HBI to Acquire Mattapan Landmark

HBI to Acquire Mattapan Landmark

Fowler Clark Farm to be Repositioned for Housing and Urban Farming

HBI has arrived at an agreement with the estate of the late Ida Gertrude Epstein to acquire the 1786 Fowler Clark Farm, a designated Boston landmark in Mattapan. HBI plans to undertake the restoration of the 18th century farmhouse and 1860s carriage barn for residential and urban agricultural use. 

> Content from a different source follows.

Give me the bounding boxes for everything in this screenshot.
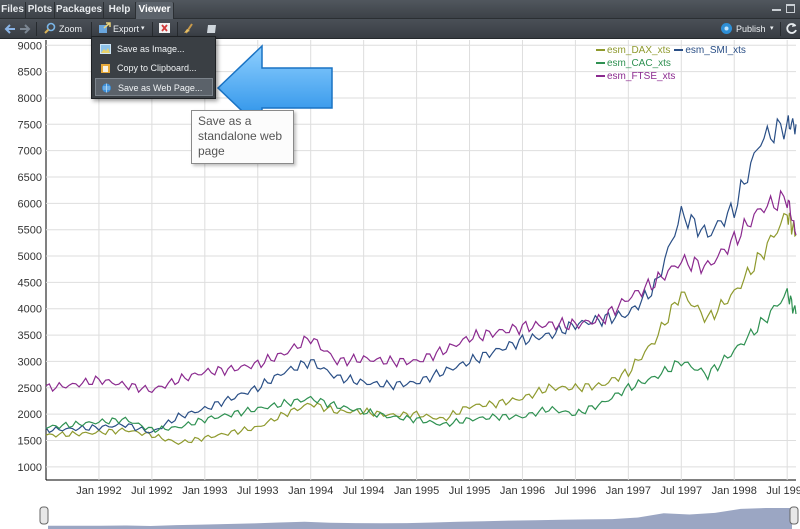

Located at the corner of Norfolk and Hosmer Streets, the Fowler-Clark farm dates to the period in which Mattapan was a village of the independent town of Dorchester.  The 30,000 square foot property is a rare surviving rural landscape amidst the densely built multi-family homes that came to dominate 20th century Mattapan. The house was built in 1786 on a 35-acre farm for Samuel Fowler whose descendents sold the property to Mary B. Clark in 1837 as a 12-acre parcel.  The Clark family held the property for more than 100 years and by 1895, when Dorchester had become part of Boston and electric streetcar lines, followed the lead of many Dorchester landowners and subdivided the roughly twelve acre estate into sixty-one house lots. The remaining property?under one acre ? was sold to Jorge and Ida Epstein in 1941. Mrs. Epstein lived in the house until 2009.

Collectively, the house, carriage barn, and half acre of undeveloped land remain among the earliest, intact, vernacular examples of agrarian properties identified in Boston and other urban centers across the Commonwealth.